|30" Circle Impacts
The SmallBoreShotguns team used a 30″ circle to count the patterns for the RWS cartridge since, un-fired, it contains more than 120 pellets. However, it is noticeable from all patterns available at the time of writing, that the pellets are concentrated into the center of the circle and therefore pattern slightly more tightly than the figures “on paper” suggest.
Whilst tightening of patterns is generally the opposite of what one would expect from very small shot (which will always be proportionately more damaged as it “scrubs” down the barrel), the low muzzle velocity (quoted: 600fps) clearly reduces this effect and will decrease pattern spread.
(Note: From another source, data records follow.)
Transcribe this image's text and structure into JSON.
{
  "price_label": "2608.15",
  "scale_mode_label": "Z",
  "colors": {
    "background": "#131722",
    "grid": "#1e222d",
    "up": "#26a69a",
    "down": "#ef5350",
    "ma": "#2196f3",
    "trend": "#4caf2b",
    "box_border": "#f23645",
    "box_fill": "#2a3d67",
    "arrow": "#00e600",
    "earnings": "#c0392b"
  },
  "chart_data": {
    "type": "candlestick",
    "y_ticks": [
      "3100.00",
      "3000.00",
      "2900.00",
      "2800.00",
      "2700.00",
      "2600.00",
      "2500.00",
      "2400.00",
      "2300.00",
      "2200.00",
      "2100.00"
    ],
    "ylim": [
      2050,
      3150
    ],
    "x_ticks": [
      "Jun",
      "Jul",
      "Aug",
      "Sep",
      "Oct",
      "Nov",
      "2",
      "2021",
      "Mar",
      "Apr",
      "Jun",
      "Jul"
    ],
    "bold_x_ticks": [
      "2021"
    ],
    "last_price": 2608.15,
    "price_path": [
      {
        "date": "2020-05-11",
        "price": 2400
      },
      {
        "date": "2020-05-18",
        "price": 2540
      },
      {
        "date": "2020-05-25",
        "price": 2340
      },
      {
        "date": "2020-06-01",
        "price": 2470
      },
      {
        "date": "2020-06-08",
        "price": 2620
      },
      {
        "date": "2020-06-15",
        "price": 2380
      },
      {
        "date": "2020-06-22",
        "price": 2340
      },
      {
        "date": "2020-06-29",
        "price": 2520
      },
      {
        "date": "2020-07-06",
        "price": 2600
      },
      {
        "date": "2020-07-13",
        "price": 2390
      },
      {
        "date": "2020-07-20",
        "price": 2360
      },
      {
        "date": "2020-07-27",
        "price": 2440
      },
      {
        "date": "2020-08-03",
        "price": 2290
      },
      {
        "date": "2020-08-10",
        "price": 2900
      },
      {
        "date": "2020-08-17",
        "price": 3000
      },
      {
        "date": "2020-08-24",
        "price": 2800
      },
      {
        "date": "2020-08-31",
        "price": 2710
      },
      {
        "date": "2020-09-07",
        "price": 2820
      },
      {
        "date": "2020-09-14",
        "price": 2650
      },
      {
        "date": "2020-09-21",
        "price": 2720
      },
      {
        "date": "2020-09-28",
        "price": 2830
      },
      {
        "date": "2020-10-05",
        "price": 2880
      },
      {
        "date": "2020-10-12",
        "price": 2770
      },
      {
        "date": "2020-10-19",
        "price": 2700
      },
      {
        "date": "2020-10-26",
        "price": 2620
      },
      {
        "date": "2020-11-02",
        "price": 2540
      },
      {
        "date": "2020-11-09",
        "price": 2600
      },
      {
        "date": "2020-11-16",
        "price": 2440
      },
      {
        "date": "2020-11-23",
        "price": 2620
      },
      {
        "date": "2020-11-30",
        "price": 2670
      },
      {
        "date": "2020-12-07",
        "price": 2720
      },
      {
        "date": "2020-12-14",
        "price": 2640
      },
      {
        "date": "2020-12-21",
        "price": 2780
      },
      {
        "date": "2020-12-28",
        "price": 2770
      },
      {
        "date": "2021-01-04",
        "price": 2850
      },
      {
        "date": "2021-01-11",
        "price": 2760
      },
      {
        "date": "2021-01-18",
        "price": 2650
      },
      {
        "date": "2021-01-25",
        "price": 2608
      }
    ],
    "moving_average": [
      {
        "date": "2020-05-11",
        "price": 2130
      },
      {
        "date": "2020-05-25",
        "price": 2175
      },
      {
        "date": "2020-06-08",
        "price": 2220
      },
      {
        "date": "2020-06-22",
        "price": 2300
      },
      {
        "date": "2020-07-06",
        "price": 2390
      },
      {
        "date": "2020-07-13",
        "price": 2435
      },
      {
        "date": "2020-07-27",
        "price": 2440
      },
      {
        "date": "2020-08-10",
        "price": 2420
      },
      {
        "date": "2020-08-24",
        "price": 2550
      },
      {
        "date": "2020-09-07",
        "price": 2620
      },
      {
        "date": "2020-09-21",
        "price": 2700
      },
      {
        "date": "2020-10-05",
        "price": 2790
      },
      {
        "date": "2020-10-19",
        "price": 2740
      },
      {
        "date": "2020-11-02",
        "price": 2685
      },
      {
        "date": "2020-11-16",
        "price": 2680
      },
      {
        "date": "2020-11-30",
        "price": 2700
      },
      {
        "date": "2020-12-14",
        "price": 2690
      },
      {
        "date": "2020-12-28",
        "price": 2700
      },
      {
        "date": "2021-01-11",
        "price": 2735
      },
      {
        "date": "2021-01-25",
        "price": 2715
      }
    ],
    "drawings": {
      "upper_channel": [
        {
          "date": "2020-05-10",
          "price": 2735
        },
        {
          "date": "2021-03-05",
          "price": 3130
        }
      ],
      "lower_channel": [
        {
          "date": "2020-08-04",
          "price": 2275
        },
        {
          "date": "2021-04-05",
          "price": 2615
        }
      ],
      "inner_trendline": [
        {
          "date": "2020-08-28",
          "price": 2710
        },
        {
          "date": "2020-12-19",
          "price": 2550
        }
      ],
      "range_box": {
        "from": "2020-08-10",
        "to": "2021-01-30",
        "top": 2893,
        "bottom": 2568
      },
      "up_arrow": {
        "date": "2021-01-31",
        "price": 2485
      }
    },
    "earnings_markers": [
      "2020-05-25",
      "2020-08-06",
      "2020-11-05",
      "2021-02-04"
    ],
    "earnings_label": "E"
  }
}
The latter is probably the significant factor in this case.
Furthermore, it is rare that any of us shoot a gun which has a true cylinder choke – i.e. no constriction at all. (Many modern “cylinder” chokes actually have small, but measurable constrictions.) Where the muzzle diameter is identical to the bore size, there can be no deflection of pellets on the angled walls of the choke and no crushing together of pellets with associated deformation and damage. Although we expect a cylinder choke to pattern more loosely than any amount of constriction, this may not always be true, given that one significant source of pellet damage is completely eliminated. In the smaller bores, this effect is probably more pronounced and likely contributes to the overall tightness of the patterns thrown by the RWS cartridge.
With a larger stock of cartridges available, we could have shot more patterns, but beyond corroborating the observations made above, there may be little point. The RWS shell remains a somewhat unbalanced cartridge, with far too little individual pellet energy retained at long range (i.e. for a garden gun = 15-20 yards) to humanely dispatch even the smallest of game. In spite of throwing an excellent pattern, it is unlikely to be effective beyond 10 yards. At that distance, effective pattern area will be even smaller, probably requiring the gun to be aimed. In turn, this suggests the use of a larger, more effective shot size than #10.